Spätestens bei seiner Beschreibung der Stadt wird klar, dass er Witten durchaus nicht durch eine rosarote Brille betrachtet. „Die schönen Altbauten mitten im architektonischen Nachkriegs-Elend sind an der Hand eines Faultiers abzuzählen – es hat drei Finger. (...) Aber das Flair des Freibads in Annen oder der Kemnader See, Leute, die können es locker mit karibischen Sandstränden aufnehmen! Zumindest bei Nacht“, heißt es da etwa spöttisch. Und sein Blick auf die City vom Bahnhof aus liest sich so: „Eine Kurzmagistrale aus in hässliche Betonhäuser gegossener Hoffnungslosigkeit, die großkotzig Berliner Straße heißt und zur Stadtgalerie führt.“
Autor schwärmt von toller Zeit bei der WAZ
Seine Liebe zur Heimat ist offenbar eine abgeklärte. „Nein, Witten ist keine wirklich schöne Stadt“, gibt der Wahl-Leipziger zu. „Aber so cool.“ Und schon gerät er wieder ins Schwärmen. Vom „genialen Wiesenviertel mit seinem feinen Charme“, von seiner „tollen Zeit bei der WAZ“, für die er als freier Mitarbeiter gearbeitet hat und all den Kollegen, die ihn sehr geprägt haben. Dem Fotografen Hans-Dieter „Thommy“ Thomas ist sogar eins der Dönekes gewidmet, auch Davide Bentivoglio, Werner Liesenhoff und Barbara Zabka werden erwähnt.
Lesung in der Werkstadt
Das knapp 200 Seiten starke Buch wird ab dem 19. Mai für 9,90 Euro im Buchhandel erhältlich sein. Wer schon eher ein Exemplar kaufen möchte, kann sich direkt an Mark Daniel wenden: www.markdaniel.de
Die offizielle Buchvorstellung findet am Samstag, 20. Mai, um 19 Uhr in der Werkstadt statt. Dann wird Mark Daniel aus „Witten – ker, wat schön! lesen, dazu gibt es zwischen den Kapiteln Gitarrenmusik von Dirk Kiffmeier, mit dem der Autor seit vielen Jahren freundschaftlich verbunden ist: Schon Anfang der 90er-Jahre haben die beiden in der Werkstadt zusammen Theater gespielt.

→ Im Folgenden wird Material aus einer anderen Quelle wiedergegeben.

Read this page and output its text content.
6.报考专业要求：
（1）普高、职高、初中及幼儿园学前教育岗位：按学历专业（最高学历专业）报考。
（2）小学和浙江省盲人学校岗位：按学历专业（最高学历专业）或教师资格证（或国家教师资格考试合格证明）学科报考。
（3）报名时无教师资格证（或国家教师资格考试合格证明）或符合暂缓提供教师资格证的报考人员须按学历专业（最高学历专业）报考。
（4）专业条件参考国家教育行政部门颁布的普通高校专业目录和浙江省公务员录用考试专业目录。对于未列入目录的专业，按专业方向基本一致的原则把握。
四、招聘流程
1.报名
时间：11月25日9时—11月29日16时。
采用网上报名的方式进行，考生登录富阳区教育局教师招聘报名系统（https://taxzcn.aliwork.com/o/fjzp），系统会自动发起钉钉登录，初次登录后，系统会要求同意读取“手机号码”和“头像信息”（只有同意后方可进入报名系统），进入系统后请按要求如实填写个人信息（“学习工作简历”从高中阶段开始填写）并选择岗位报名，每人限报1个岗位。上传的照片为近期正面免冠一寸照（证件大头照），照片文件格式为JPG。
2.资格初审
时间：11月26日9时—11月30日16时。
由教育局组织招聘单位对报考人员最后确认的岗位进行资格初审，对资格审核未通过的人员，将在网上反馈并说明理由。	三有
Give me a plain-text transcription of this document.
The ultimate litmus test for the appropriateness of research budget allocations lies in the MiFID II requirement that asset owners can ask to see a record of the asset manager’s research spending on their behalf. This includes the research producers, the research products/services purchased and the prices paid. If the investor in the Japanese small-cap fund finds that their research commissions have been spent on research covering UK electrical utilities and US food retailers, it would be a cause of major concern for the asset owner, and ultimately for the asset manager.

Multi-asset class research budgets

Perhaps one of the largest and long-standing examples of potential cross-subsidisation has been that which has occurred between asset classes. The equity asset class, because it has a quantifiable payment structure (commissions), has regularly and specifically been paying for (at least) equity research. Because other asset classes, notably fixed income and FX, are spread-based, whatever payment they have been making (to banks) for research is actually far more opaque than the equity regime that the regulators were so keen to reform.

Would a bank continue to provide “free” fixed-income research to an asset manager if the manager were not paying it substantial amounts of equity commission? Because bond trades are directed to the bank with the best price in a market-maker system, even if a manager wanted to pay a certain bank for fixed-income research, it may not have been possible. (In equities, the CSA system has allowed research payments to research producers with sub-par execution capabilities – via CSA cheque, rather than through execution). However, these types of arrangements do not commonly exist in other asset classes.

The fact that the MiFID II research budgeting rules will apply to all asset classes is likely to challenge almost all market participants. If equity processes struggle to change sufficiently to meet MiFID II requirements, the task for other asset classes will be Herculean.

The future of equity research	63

Die Besucher erwartet ein in Kapitel gegossenes, generationsübergreifendes Klassentreffen mit ganz viel Nostalgie. Tickets gibt’s im Vorverkauf für 10 Euro. Übrigens: Es gibt auch ein Lied zum Buch. Der Song „Witten - ker wat schön!“ ist auf Youtube zu hören.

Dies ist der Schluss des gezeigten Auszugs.